Some of the best-remembered encryption debates of the 1990s were about the Clipper chip and the export controls that hampered our software industry from competing globally. I remember them vividly as they were all in my issue portfolio as a staffer for then-Senator Ashcroft. But during the same time another vital debate was underway—whether it would continue to be legal for U.S. citizens to use encryption software when sending email or to protect information on their PC.
The FBI fought for years to weaken encryption, including a long-standing proposal to force citizens to store their decoder “key” in a way that the government could access it and retrieve the encrypted material. In effect the FBI argued that you could lock your house so long as FBI agents had a key to enter. Big government even wanted to force encryption software developers to include a “back door”—a means by which the government could circumvent the encryption protections. It was as if government bureaucrats wanted a secret door built into your house, and unknown to you, so they could enter at will without alerting you. All pretty creepy stuff, but creepy, counterproductive and dangerous stuff that Congress stopped because of the potential for exploitation by government, criminals or terrorists.

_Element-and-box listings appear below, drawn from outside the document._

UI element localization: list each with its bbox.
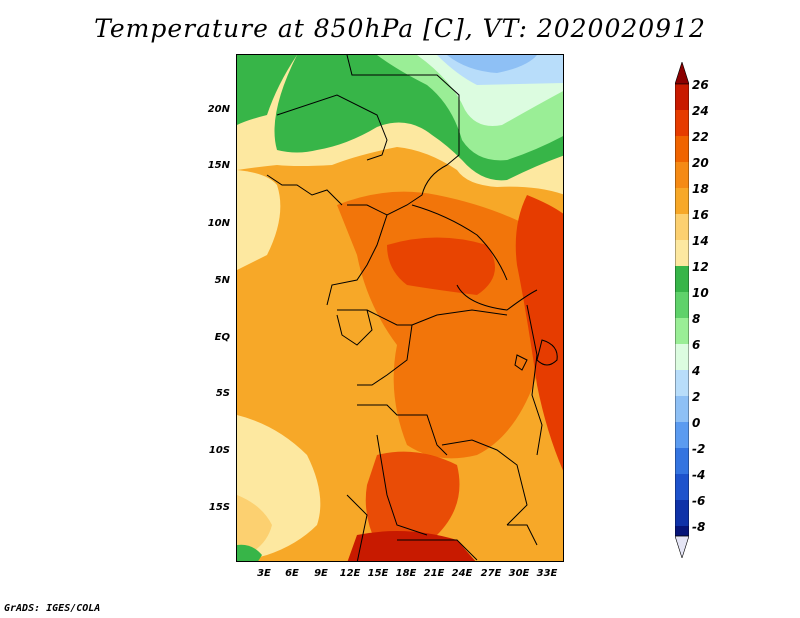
map-canvas (237, 55, 563, 561)
colorbar-swatch-1 (675, 84, 689, 110)
lat-label-15s: 15S (208, 502, 230, 513)
lat-label-20n: 20N (207, 104, 230, 115)
lat-label-15n: 15N (207, 160, 230, 171)
colorbar-label-10: 10 (692, 286, 709, 300)
colorbar-swatch-15 (675, 448, 689, 474)
map-fill-west-pale (237, 170, 281, 270)
lat-label-5n: 5N (214, 275, 230, 286)
colorbar-label-22: 22 (692, 130, 709, 144)
colorbar-label-minus8: -8 (692, 520, 706, 534)
lat-label-eq: EQ (214, 332, 230, 343)
colorbar-swatch-4 (675, 162, 689, 188)
colorbar-swatch-5 (675, 188, 689, 214)
colorbar-label-14: 14 (692, 234, 709, 248)
lon-label-12e: 12E (339, 568, 361, 579)
colorbar-label-4: 4 (692, 364, 701, 378)
lon-label-3e: 3E (257, 568, 271, 579)
colorbar-swatch-12 (675, 370, 689, 396)
lat-label-5s: 5S (215, 388, 230, 399)
lon-label-6e: 6E (285, 568, 299, 579)
grads-credit: GrADS: IGES/COLA (4, 603, 101, 614)
temperature-map (236, 54, 564, 562)
colorbar-label-minus4: -4 (692, 468, 706, 482)
colorbar-label-minus2: -2 (692, 442, 706, 456)
lon-label-24e: 24E (451, 568, 473, 579)
lat-label-10n: 10N (207, 218, 230, 229)
colorbar-label-12: 12 (692, 260, 709, 274)
lon-label-27e: 27E (480, 568, 502, 579)
lon-label-33e: 33E (536, 568, 558, 579)
colorbar-label-2: 2 (692, 390, 701, 404)
colorbar-label-8: 8 (692, 312, 701, 326)
colorbar-label-16: 16 (692, 208, 709, 222)
colorbar-swatch-10 (675, 318, 689, 344)
colorbar-swatch-8 (675, 266, 689, 292)
colorbar-label-0: 0 (692, 416, 701, 430)
map-borders (266, 55, 558, 561)
map-fill-southwest-yellow (237, 495, 272, 560)
map-fill-green-west (237, 55, 297, 125)
colorbar-swatch-11 (675, 344, 689, 370)
lon-label-9e: 9E (314, 568, 328, 579)
colorbar-swatch-17 (675, 500, 689, 526)
colorbar-label-20: 20 (692, 156, 709, 170)
colorbar-swatch-6 (675, 214, 689, 240)
colorbar-top-triangle (674, 61, 690, 85)
lon-label-30e: 30E (508, 568, 530, 579)
map-fill-sw-green (237, 544, 262, 561)
lon-label-18e: 18E (395, 568, 417, 579)
colorbar-label-26: 26 (692, 78, 709, 92)
colorbar-swatch-9 (675, 292, 689, 318)
lon-label-15e: 15E (367, 568, 389, 579)
colorbar-label-24: 24 (692, 104, 709, 118)
colorbar-swatch-13 (675, 396, 689, 422)
colorbar-bottom-triangle (674, 535, 690, 559)
colorbar-label-6: 6 (692, 338, 701, 352)
colorbar-label-minus6: -6 (692, 494, 706, 508)
colorbar-swatch-18 (675, 526, 689, 536)
colorbar-label-18: 18 (692, 182, 709, 196)
lat-label-10s: 10S (208, 445, 230, 456)
map-fill-blue (447, 55, 537, 73)
colorbar-swatch-3 (675, 136, 689, 162)
map-fill-south-red (347, 531, 476, 561)
map-fill-east-hot (515, 195, 563, 471)
plot-title: Temperature at 850hPa [C], VT: 202002091… (94, 14, 706, 43)
map-fill-central-hot (387, 237, 495, 295)
colorbar-swatch-16 (675, 474, 689, 500)
map-fill-south-hot (365, 451, 460, 549)
colorbar-swatch-14 (675, 422, 689, 448)
colorbar-svg (674, 61, 690, 559)
colorbar (674, 61, 690, 559)
lon-label-21e: 21E (423, 568, 445, 579)
colorbar-swatch-2 (675, 110, 689, 136)
colorbar-swatch-7 (675, 240, 689, 266)
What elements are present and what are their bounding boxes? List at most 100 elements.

During the debates the NSA (National Security Agency) never appeared as interested, which seemed odd, but now we have headlines that explain why: The NSA has been injecting weaknesses into NIST (National Institute of Standards and Technology) standards, and otherwise acting on a less-than-constitutional basis, for years. The NSA has done virtually everything that Congress thought it stopped. That it did so is abhorrent.
The result is the NSA has weakened security for all of us. In its Big Brother quest to gain access to all of our information the agency has bullied, hacked and deceived its way to having a backdoor into encryption.
Building vulnerabilities into all encryption means that all encryption now has vulnerabilities—weaknesses just waiting to be exploited by those who wish to do us harm. They know they only need to look to find the weakness.
The British were aware of the risk of such foolishness. But as the New York Times reports, the NSA ignored the concern and risked our safety anyway, “But the agency was concerned that it could lose the advantage it had worked so long to gain, if the mere ‘fact of’ decryption became widely known. ‘These capabilities are among the Sigint community’s most fragile, and the inadvertent disclosure of the simple “fact of” could alert the adversary and result in immediate loss of the capability,’ a GCHQ document warned.”
So in the end, the NSA has lost the capability it improperly gained, and U.S. citizens have lost more liberties.